シニア、退職日が手取り左右 1日違いで控除70万円増も

「65歳前後で現在の勤務先は退職予定だが、まだ元気なのでその後も職を探して働きたい」と話すのは投資信託運用会社勤務の男性会社員Aさん(64)。そんなとき注意したいのが退社時期。雇用保険の給付額が大きく変わることがあるからだ。
65歳未満で退職すれば、自己都合なら失業給付の基本手当が最大150日分支給される。一方、65歳以上だと高年齢求職者給付金として基本手当の最大50日分を一時金で受け取ることになる。このため「退職一時金など他の条件に影響を与えない場合、65歳未満で退職して基本手当をもらう方が通常は給付額が大きくなりやすい」。基本手当の日額は、退職直前6カ月間の賃金(賞与は除く)の合計を180日で割った額の80%が上限だ。
(日本経済新聞 5月8日)

退職日によって手取り金額が変わる理由はいくつかある。雇用保険の給付額、老齢厚生年金の停止期間、退職所得控除の年数、年金や健康保険の保険料が主なものだが、それぞれ、いつ退職するかで、得をしたり損をしたりする。制度上、どこかに期間の境界を設定しなければならいため、こうしたことが生じるのは、ある程度やむを得ない。
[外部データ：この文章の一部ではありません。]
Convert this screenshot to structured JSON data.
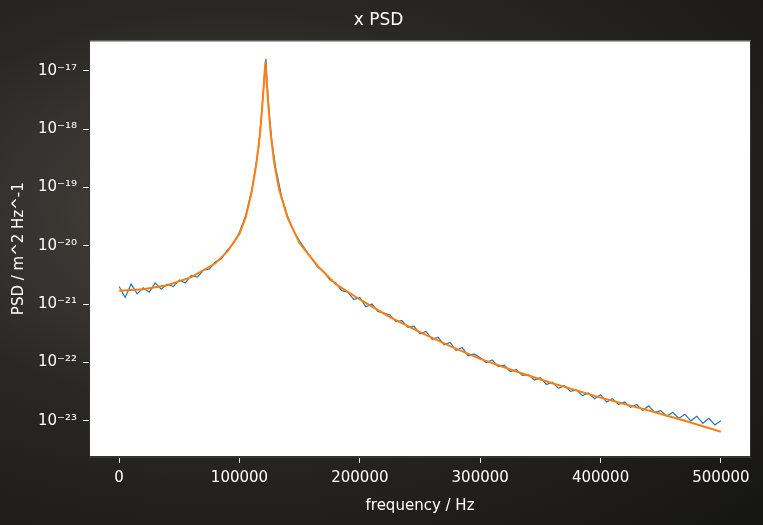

ただ、そもそも年齢によって給付額などが変わることが合理的かという点については、疑問もある。たとえば、国が70歳までの雇用継続を企業に求めているときに、雇用保険の給付額が65歳未満で退職すれば基本手当の最大150日分、65歳以上では基本手当の最大50日分と大きな差があることに、違和感を抱く人も多い。高年齢求職者給付金は年金と一緒に受け取れるので、その分減額しているという理屈かもしれないが、この制度は、定年が65歳以上であっても65歳未満で退職することを誘導しているとも言える。年齢で働き方を律する社会から、年齢とは無関係に多様な働き方を可能にする社会への変革を目指すなら、「65歳」というように年齢で社会制度を区別することも見直していくべきだ。